色々なデータがあるのですが、Science(サイエンス:科学)という世界で一番レベルの高い雑誌に載ったジャムベック(Jambeck)さんの研究論文によると、プラスチックごみの排出量が最少の国、つまり一番プラスチックごみを出していない国はナウル(太平洋の島国です)で、1年間に527トンとなっています。2番目に少ないのはツバル、3番目はパラオで、いずれも太平洋の島国です。逆に、一番多いのは中国の1年間に6千万トン(年間)で、2番目がアメリカの1年間に3千7百万トン、3番目がドイツ、4番目がブラジルで、5番目に日本(1年間に8百万トン)が来ます。よくみると、人口が一番多い中国がプラごみが最多で、人口が少ない太平洋の島国がプラごみが小さくなっていて、なんだか当然のような気がしますね。それでは、1人当たりの量ではどうでしょうか。一番多い国はクウェートで、1年間に1人当たり0.69キログラム(年間、1人当たり)となっています。2番目がアンチグア・バブーダ、3番目はセントキッツ・ネービスとなっていますが、皆さんにはなじみがないかも知れません。有名な国では7番目にドイツ、15番目にアメリカ、81番目に日本、119番目に中国となっています。1番少ないのはインド(1年間に1人当たり0.01キログラム)です。

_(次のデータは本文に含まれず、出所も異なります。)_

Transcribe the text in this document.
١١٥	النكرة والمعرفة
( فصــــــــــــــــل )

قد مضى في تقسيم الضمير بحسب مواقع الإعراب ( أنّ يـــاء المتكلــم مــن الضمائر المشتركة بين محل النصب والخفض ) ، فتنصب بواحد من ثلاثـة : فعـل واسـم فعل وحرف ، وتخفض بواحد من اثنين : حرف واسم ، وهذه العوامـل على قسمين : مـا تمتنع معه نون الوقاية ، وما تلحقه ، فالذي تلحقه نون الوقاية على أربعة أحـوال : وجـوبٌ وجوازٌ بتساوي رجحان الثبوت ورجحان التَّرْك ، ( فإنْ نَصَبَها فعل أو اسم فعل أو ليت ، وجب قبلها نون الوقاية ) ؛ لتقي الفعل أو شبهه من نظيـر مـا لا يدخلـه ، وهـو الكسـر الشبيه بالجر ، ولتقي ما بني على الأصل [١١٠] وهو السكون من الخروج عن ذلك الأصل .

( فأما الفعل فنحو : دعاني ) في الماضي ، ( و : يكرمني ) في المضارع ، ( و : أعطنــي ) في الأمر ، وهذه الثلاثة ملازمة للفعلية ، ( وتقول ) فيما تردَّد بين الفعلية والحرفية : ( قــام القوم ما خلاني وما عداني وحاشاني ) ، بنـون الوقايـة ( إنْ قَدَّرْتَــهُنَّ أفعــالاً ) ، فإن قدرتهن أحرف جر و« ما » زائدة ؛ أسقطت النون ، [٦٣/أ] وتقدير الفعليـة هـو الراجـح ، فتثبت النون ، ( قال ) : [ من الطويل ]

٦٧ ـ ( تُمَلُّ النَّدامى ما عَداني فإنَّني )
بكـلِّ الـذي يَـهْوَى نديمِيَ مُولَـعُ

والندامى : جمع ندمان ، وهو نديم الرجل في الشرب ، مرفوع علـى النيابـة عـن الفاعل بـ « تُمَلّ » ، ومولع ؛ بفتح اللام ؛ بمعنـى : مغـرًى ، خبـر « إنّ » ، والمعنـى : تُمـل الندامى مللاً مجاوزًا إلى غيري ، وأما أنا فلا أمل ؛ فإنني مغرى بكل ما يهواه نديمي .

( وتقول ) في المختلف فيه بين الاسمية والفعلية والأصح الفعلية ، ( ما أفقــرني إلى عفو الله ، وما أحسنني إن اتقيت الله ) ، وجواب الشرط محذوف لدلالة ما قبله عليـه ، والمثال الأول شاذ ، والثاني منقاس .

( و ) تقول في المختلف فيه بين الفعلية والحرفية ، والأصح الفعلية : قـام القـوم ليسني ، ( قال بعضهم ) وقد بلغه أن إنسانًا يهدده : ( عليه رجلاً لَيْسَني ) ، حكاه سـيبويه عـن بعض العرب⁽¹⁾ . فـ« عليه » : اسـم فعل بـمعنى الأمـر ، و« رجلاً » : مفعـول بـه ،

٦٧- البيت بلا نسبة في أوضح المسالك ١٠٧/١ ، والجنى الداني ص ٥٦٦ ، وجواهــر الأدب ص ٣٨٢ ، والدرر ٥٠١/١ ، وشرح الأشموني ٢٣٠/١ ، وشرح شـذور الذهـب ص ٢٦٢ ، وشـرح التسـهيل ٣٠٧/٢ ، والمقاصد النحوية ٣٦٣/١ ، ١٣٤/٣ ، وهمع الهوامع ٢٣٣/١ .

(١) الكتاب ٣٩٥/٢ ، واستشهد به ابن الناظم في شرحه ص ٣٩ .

★質問10.日本のような国土の狭い国で、もしも埋め立て地がいっぱいになったらプラスチックゴミはどこに処理するのでしょうか。

とてもするどいご質問ですね。おっしゃるとおり、日本は国土が狭いです。国土が狭いとごみの埋立地もかんたんに作れません。それもあって、日本ではごみをまず燃やして灰にして量を減らします。そのうえでその灰を埋め立てることが多いです。プラスチックは燃やすととても量が減るので、この方法が選ばれてきました。でも、世界的にもプラスチックは燃やすよりリサイクルしましょう、という動きになってますし、日本もそうなっていきます。ごみとなったプラスチックはまず分別して出されることになりますが、分別し切れなかったプラスチックは、他のものと混ざったごみとして集められ、やはり燃やされることになるでしょう。燃やされて灰になるととても量が少なくなります。でも、もし、埋立地がいっぱいになったら、もっともっと一生けんめい分けてリサイクルしなければなりません。少し前まで、日本でごみとして出たプラスチックは、かなりの量が中国に運ばれてリサイクルされていました。でも、最近、中国は外国からのプラスチックを受け入れるのを禁止しました。そのため、日本で出たプラスチックは国内でリサイクルしなければならなくなり、もっとしっかり分ける技術、リサイクルする技術の開発と実用化に向けた取り組みが進んでいます。



稲葉先生、お忙しい中、非常に丁寧にお答えいただきまして、本当にありがとうございました!